On réduit ce malt mou en une espece de crême, par le moyen de la meule ;ensuite on le verse dans une cuve pleine d’eau très-chaude, & on en met une quantité suffisante, pour que le mélange d’eau & de malt paroisse comme de la bouillie. Alors des hommes robustes le remuent de tems en tems avec des instrumens de bois applatis, jusqu’à ce qu’il paroisse de l’écume, qui est la marque d’une extraction suffisante. Si cette macération dure trop long-tems, la biere devient mucilagineuse, & a bien de la peine à fermenter. Ensuite, par le moyen d’un couloir de bois, placé dans la cuve, on passe la liqueur impregnée de la crême du malt ; on la transporte tout de suite dans une chaudiere, dans laquelle on la fait encore bouillir une ou deux heures, afin qu’elle se conserve mieux.

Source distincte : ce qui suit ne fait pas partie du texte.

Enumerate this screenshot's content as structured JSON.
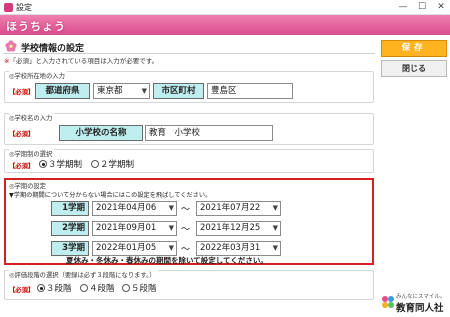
{
  "window": {
    "title": "設定",
    "minimize": "—",
    "maximize": "☐",
    "close": "✕"
  },
  "brand": {
    "logo_text": "ほうちょう"
  },
  "page": {
    "heading": "学校情報の設定",
    "note_mark": "※",
    "note_text": "「必須」と入力されている項目は入力が必要です。"
  },
  "required_label": "【必須】",
  "address": {
    "section_title": "◎学校所在地の入力",
    "pref_label": "都道府県",
    "pref_value": "東京都",
    "city_label": "市区町村",
    "city_value": "豊島区"
  },
  "school_name": {
    "section_title": "◎学校名の入力",
    "label": "小学校の名称",
    "value": "教育　小学校"
  },
  "term_system": {
    "section_title": "◎学期制の選択",
    "options": [
      "３学期制",
      "２学期制"
    ],
    "selected": 0
  },
  "term_settings": {
    "section_title": "◎学期の設定",
    "instruction": "▼学期の期間について分からない場合にはこの設定を飛ばしてください。",
    "terms": [
      {
        "label": "1学期",
        "start": "2021年04月06",
        "end": "2021年07月22"
      },
      {
        "label": "2学期",
        "start": "2021年09月01",
        "end": "2021年12月25"
      },
      {
        "label": "3学期",
        "start": "2022年01月05",
        "end": "2022年03月31"
      }
    ],
    "tilde": "～",
    "footnote": "夏休み・冬休み・春休みの期間を除いて設定してください。"
  },
  "grading": {
    "section_title": "◎評価段階の選択（要録は必ず３段階になります。）",
    "options": [
      "３段階",
      "４段階",
      "５段階"
    ],
    "selected": 0
  },
  "sidebar": {
    "save_label": "保存",
    "close_label": "閉じる",
    "footer_sub": "みんなにスマイル。",
    "footer_main": "教育同人社"
  },
  "colors": {
    "brand_pink": "#e05f9c",
    "save_orange": "#ffb31f",
    "field_cyan": "#bfeef0",
    "required_red": "#d00000",
    "term_border": "#d42020"
  }
}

Bientôt après, on verse cette liqueur dans des cuves, pour qu’elle s’y réfroidisse. Enfin, on verse une livre ou une livre & demie de levain de biere, sur huit ou dix livres de la décoction susdite, placée dans un lieu tiede ; on la couvre avec des couvertures, & on y verse peu-à-peu le reste de la liqueur, afin qu’elle fermente plus commodément. Quand tout cela est achevé, on passe la liqueur fermentée, on en remplit des tonneaux ; & quand la fermentation est entierement finie, on les bondonne exactement. Voilà une idée grossiere de la fermentation & de la germination du malt. Mais il ne s’agissoit pas ici d’entrer dans les détails, parce que le lecteur les trouvera complets au mot Brasserie.

Le négoce du malt est en Angleterre d’une étendue considérable. En effet, sans parler de la quantité qui s’emploie pour la petite biere, dont on fait usage aux repas journellement, & de la quantité qui se brasse dans les maisons particulieres, quantité qui monte à dix millions de boisseaux, il s’en consomme en Angleterre trente millions de boisseau, tant pour la biere double, que pour la distillation. On ne comprend point dans cette quantité celle qui sert pour la biere & les liqueurs qu’on envoye au-delà de la mer. Ce calcul est fait d’après le produit de l’impôt appellé le malt-tax, à l’aide duquel on a remonté jusqu’au total du malt qui se vend en Angleterre. La distillation en emporte un million 600 mille boisseaux. On estime que l’excise levé sur la biere double, tant dans la Grande Bretagne qu’en Irlande, rapporte au gouvernement 800 mille livres sterlings par an : à la vérité, il reste à déduire les frais de la régie. Mais le produit de cet impôt ne laisse pas cependant d’étonner, quand on se rappelle que l’Angleterre, qui en paye la majeure partie, ne contient pas au-delà de huit millions d’habitans. On dit qu’il y a des brasseurs à Londres, qui brassent mille barils par semaine. (D. J.)